Bei einer Feier saß ich einmal neben einem Mann, der mir viel darüber erzählte, was seine Eltern alles falsch gemacht hätten. Schließlich forderte er mich auf, ihm zu bestätigen, dass die anderen an allem schuld seien. Damit tat ich mich allerdings schwer. Denn zum einen kenne ich auch die »andere Seite« und deren Sicht. Da klingt das alles ganz anders. Zum anderen war ich bei keiner der geschilderten Auseinandersetzungen anwesend. Daher konnte ich mir kein Urteil erlauben. Natürlich hätte ich meinem Gesprächspartner einfach nach dem Mund reden können. Doch das wollte ich nicht. Das wäre den anderen Beteiligten, die nicht anwesend waren, nicht gerecht geworden.

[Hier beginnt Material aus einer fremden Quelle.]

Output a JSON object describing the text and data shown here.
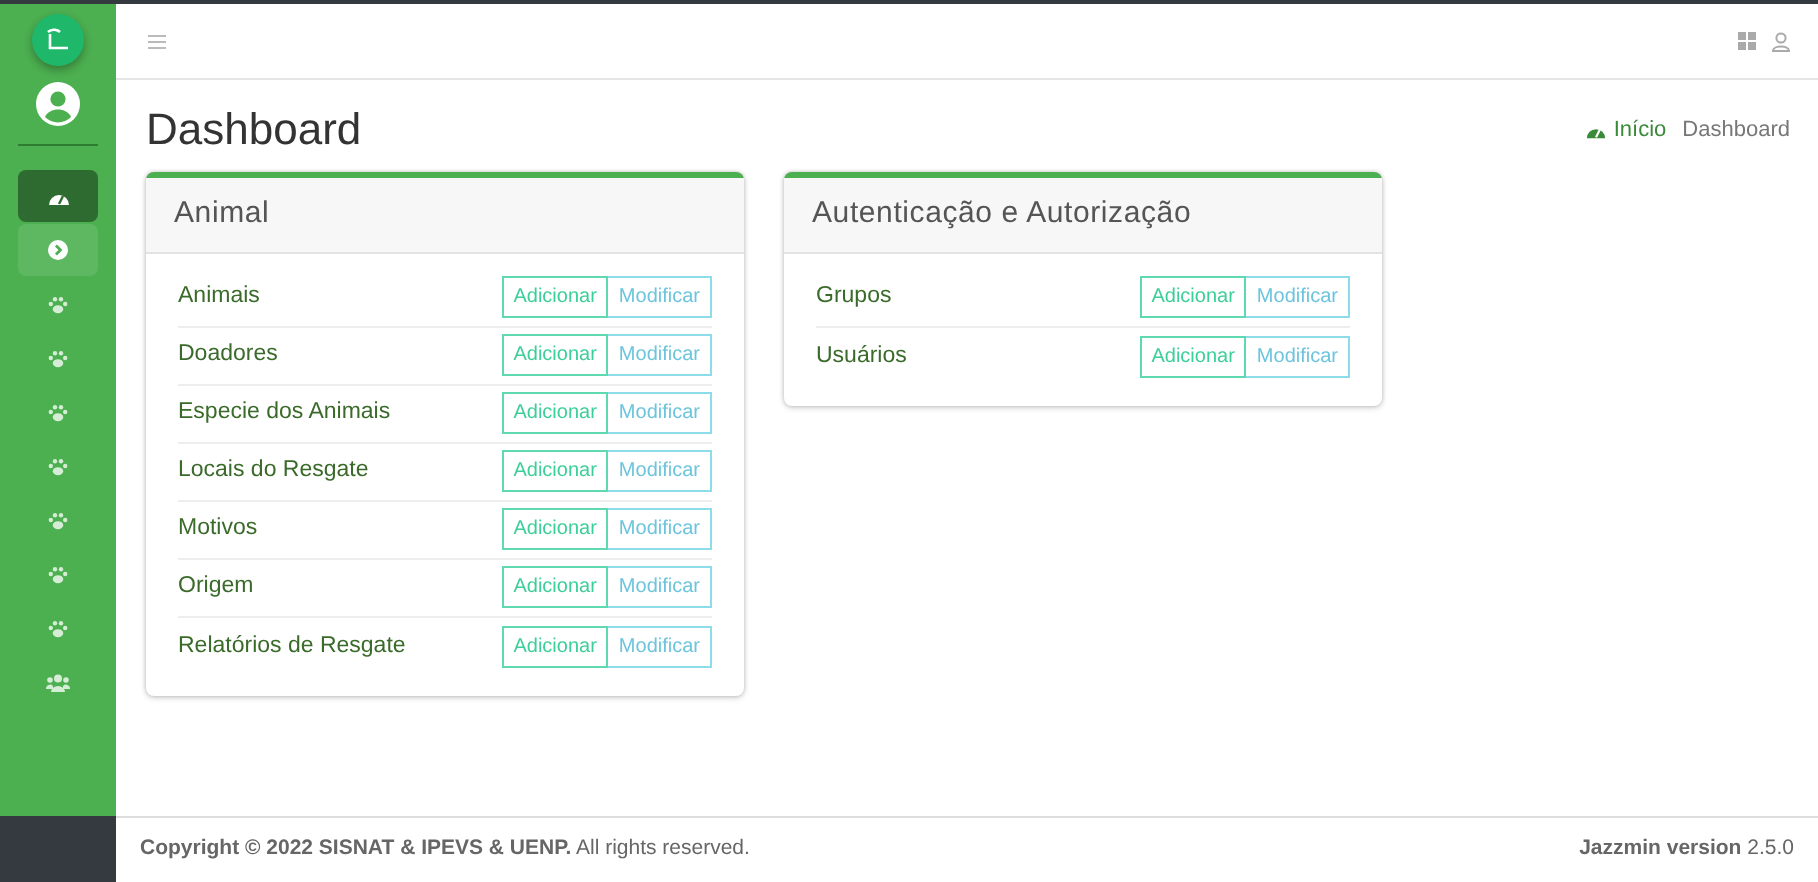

Statt nun Richter in einer Sache zu werden, die ich nicht beurteilen konnte, schlug ich ihm einen anderen Weg vor: Wie wäre es, alle Enttäuschung und Bitterkeit – ob berechtigt oder nicht – einfach zu begraben und dem anderen zu vergeben? Statt immer wieder die alten Geschichten hervorzukramen, könnte er doch auf seine Eltern zugehen und ihnen die Hand reichen. Doch das kam für ihn nicht infrage. Er war empört über meine Haltung und hat das Gespräch sofort beendet. Die Folge: Der Streit besteht nach wie vor!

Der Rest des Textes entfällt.